Reinhart traces the problem back to training and to the pressure placed on analysts to produce exaggerated results. He explains how poorly scientists and people in the medical profession are prepared to understand any kind of statistical analysis. And then he runs the reader through a series of topics that explain the kind of faulty statistical thinking that clouds our judgment and why it happens.
The problems range from bad choices in experimental design to errors in determining statistical significance. If you don't choose the right type of analysis and the right data sample and avoid false positives and understand the tests that you apply, you're unlikely to arrive at conclusions that stand up to rigorous review. And, what's worse, a lot of your readers and even your peers won't be likely to notice.
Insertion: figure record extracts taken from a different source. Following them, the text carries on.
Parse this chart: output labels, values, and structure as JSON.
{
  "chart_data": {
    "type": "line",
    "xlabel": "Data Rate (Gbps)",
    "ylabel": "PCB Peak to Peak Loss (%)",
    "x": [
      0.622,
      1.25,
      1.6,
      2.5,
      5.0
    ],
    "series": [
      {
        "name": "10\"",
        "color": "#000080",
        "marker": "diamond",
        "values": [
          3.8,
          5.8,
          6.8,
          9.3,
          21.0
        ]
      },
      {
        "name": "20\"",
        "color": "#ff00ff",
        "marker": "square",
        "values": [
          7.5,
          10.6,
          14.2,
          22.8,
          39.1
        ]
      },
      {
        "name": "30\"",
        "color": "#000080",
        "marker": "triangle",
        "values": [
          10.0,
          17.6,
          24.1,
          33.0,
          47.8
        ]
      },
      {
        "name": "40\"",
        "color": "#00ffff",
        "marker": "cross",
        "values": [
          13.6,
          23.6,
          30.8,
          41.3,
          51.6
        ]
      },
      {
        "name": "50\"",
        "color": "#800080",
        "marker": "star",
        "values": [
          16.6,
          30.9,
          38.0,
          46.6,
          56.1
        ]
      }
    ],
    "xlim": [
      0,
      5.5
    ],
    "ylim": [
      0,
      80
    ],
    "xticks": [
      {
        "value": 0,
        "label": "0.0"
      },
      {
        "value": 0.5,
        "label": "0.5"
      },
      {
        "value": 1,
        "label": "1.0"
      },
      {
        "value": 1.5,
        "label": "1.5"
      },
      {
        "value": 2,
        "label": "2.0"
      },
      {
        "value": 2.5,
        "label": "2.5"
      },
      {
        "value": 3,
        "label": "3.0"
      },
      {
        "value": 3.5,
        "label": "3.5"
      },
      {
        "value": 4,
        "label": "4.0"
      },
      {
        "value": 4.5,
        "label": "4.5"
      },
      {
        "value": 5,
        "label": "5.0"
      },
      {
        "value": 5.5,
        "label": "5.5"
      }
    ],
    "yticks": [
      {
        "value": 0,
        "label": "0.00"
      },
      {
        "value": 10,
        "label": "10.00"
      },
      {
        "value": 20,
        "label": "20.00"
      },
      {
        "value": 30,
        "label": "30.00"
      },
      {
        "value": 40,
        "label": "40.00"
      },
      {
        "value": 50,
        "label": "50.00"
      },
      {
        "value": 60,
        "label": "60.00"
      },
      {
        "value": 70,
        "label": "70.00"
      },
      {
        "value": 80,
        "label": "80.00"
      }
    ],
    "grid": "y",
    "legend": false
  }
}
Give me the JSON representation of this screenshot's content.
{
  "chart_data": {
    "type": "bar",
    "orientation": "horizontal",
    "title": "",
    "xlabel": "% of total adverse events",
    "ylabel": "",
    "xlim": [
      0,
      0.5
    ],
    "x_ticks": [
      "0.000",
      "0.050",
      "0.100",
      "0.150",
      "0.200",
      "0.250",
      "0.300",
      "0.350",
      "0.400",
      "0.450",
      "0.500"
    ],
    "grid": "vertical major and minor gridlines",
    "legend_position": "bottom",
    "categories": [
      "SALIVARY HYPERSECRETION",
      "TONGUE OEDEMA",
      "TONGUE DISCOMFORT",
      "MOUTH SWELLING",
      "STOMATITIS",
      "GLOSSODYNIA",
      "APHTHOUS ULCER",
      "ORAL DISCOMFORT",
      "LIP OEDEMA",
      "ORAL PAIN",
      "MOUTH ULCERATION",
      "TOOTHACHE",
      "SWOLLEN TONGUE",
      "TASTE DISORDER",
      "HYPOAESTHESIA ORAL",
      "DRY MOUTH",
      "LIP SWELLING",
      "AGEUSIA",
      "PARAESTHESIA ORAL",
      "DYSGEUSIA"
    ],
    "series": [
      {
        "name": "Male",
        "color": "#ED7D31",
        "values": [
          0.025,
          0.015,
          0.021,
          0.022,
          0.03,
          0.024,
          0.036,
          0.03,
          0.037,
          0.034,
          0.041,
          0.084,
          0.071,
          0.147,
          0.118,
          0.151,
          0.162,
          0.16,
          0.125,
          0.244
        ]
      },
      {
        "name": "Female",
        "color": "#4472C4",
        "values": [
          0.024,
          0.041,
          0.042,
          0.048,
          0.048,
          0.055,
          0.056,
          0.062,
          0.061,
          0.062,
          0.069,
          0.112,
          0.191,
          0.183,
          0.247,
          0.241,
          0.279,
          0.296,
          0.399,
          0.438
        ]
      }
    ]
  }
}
By the time you reach chapter 12, you might be seriously ready to conclude that the problem is simply too big and too complex to be addressed. And does it matter? Absolutely. The errors can be critical if the results are meant to attest to the safety or the efficacy of new drugs or practices related to public safety. Decisions that affect your safety and well being could hinge on conclusions based on faulty thinking. That's big.
Chapter 12 offers suggestions on how we can get ourselves out of the predicament that faulty statistical analysis has put us in. He suggests:
- more exhaustive statistics training
- roping in statisticians to assist in analysis
- questioning methods and conclusions in papers that you read or review
- challenging results that don't measure up to proper statistical rigor
Chapter 1: An Introduction to Statistical Significance Chapter 2: Statistical Power and Underpowered Statistics Chapter 3: Pseudoreplication: Choose Your Data Wisely Chapter 4: The p Value and the Base Rate Fallacy Chapter 5: Bad Judges of Significance Chapter 6: Double-Dipping in the Data Chapter 7: Continuity Errors Chapter 8: Model Abuse Chapter 9: Researcher Freedom:Good Vibrations? Chapter 10: Everybody Makes Mistakes Chapter 11: Hiding the Data Chapter 12: What Can Be Done? Notes Index
who should read this book?
Anyone involved in the process of analyzing data should consider reading this book whether the research is your main focus or you're part of a team. In addition, anyone who might like to have a chance at understanding or responsibly questioning scientific results or wanting to round out their statistical education with material you're not likely to find in a traditional statistic course should grab a copy. I'd hope that this would include doctors and policy makers, but also anyone who is deeply and personally affected by research findings.
It's sad that so few of us understand statistics /2, and worrisome that so many decisions are made based on faulty research. Anyone who wants a chance at understanding research findings should consider this book as an invaluable guide to getting it right.